Chômage - Des défis importants pour les jeunes canadiens

Au début des années 90, le taux de chômage chez les jeunes était d’environ 1,7 fois supérieur à celui des autres, alors qu’aujourd’hui, il se révèle 2,4 fois plus élevé.
Photo: - Le Devoir Au début des années 90, le taux de chômage chez les jeunes était d’environ 1,7 fois supérieur à celui des autres, alors qu’aujourd’hui, il se révèle 2,4 fois plus élevé.

L’apparent retour à la normale du taux de chômage des jeunes au Canada cache des changements et des défis importants en cette ère de précarité croissante et de transformations économiques, observe la Banque CIBC.

Le taux de chômage, chez les jeunes Canadiens âgés de 15 à 24 ans, est revenu aux alentours de sa moyenne des 35 dernières années de 14 %.


Cette amélioration est rassurante dans un contexte où le problème prend des proportions alarmantes dans plusieurs autres pays, mais la moyenne générale ne dit pas tout, observe l’économiste Benjamin Tal dans une brève analyse dévoilée jeudi. Elle ne permet pas de voir, par exemple, comment l’écart entre ces jeunes et les autres travailleurs s’est creusé ces dernières années. Au début des années 90, le taux de chômage chez les jeunes était d’environ 1,7 fois supérieur à celui des autres, alors qu’aujourd’hui, il se révèle 2,4 fois plus élevé.


Entre l’école et le travail


Il est vrai que dans les rangs de ces jeunes disant chercher sans succès du travail, on retrouve un certain nombre de personnes qui sont aussi aux études, ce qui pourrait avoir l’air de fausser l’ampleur réelle du problème. Par contre, les statistiques officielles sur le chômage ignorent également les quelque 225 000 jeunes de 15 à 24 ans qui ne sont ni à l’école, ni en recherche active d’emploi.

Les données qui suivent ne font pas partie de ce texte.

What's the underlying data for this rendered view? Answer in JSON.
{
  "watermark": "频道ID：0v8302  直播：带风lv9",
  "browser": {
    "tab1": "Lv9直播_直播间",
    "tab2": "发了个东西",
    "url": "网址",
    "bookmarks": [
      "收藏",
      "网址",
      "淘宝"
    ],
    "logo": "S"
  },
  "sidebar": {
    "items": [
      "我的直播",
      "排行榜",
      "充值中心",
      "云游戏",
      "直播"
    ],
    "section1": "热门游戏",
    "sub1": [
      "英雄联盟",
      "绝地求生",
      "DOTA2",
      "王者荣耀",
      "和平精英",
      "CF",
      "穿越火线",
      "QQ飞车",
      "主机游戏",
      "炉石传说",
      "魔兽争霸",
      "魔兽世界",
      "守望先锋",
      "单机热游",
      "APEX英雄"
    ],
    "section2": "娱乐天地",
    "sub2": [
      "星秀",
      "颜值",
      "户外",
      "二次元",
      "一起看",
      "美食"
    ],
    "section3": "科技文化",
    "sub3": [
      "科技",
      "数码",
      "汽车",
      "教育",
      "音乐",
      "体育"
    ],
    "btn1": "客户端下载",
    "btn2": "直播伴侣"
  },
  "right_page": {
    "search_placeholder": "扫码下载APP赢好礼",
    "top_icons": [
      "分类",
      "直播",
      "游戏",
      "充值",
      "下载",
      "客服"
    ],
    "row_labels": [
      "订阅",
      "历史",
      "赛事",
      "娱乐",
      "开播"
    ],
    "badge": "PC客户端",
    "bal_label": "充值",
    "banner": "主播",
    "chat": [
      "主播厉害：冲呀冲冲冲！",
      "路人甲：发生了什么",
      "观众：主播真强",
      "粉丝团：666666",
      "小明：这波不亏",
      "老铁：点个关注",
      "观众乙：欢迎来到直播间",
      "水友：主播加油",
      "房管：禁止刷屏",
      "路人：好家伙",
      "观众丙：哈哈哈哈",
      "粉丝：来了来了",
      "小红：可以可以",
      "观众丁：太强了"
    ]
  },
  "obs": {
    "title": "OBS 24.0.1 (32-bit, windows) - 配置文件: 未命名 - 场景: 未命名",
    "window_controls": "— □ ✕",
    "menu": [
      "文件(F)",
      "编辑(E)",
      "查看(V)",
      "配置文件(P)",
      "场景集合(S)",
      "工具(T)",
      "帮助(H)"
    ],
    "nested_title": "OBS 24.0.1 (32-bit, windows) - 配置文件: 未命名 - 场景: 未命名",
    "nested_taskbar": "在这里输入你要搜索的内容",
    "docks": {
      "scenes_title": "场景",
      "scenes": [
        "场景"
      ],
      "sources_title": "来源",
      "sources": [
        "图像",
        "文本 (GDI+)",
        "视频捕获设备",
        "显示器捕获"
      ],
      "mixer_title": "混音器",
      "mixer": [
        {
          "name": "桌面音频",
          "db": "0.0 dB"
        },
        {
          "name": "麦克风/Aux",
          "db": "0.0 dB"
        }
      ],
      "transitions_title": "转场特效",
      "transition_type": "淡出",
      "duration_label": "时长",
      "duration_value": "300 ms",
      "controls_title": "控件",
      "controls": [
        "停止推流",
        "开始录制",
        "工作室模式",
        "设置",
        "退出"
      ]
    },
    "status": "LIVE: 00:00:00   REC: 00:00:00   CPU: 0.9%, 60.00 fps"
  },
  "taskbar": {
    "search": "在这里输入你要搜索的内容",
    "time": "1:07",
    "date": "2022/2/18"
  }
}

En réalité, le nombre de ceux qui n’ont pas d’emploi et qui ne sont pas non plus aux études s’élève à un total de 420 000 sur les 4,5 millions de Canadiens âgés de 15 à 24 ans, pour une proportion de 5,9 % des jeunes de 15 à 19 ans et de 12,5 % des 20-24 ans.


C’est beaucoup mieux qu’au tournant des années 80 - où ces proportions étaient environ le double -, mais cela reste néanmoins symptomatique d’une jeunesse aux prises avec « un marché de l’emploi dur, de véritables barrières à l’entrée et un niveau de qualification professionnelle insuffisant pour se tailler une place », déplore Benjamin Tal.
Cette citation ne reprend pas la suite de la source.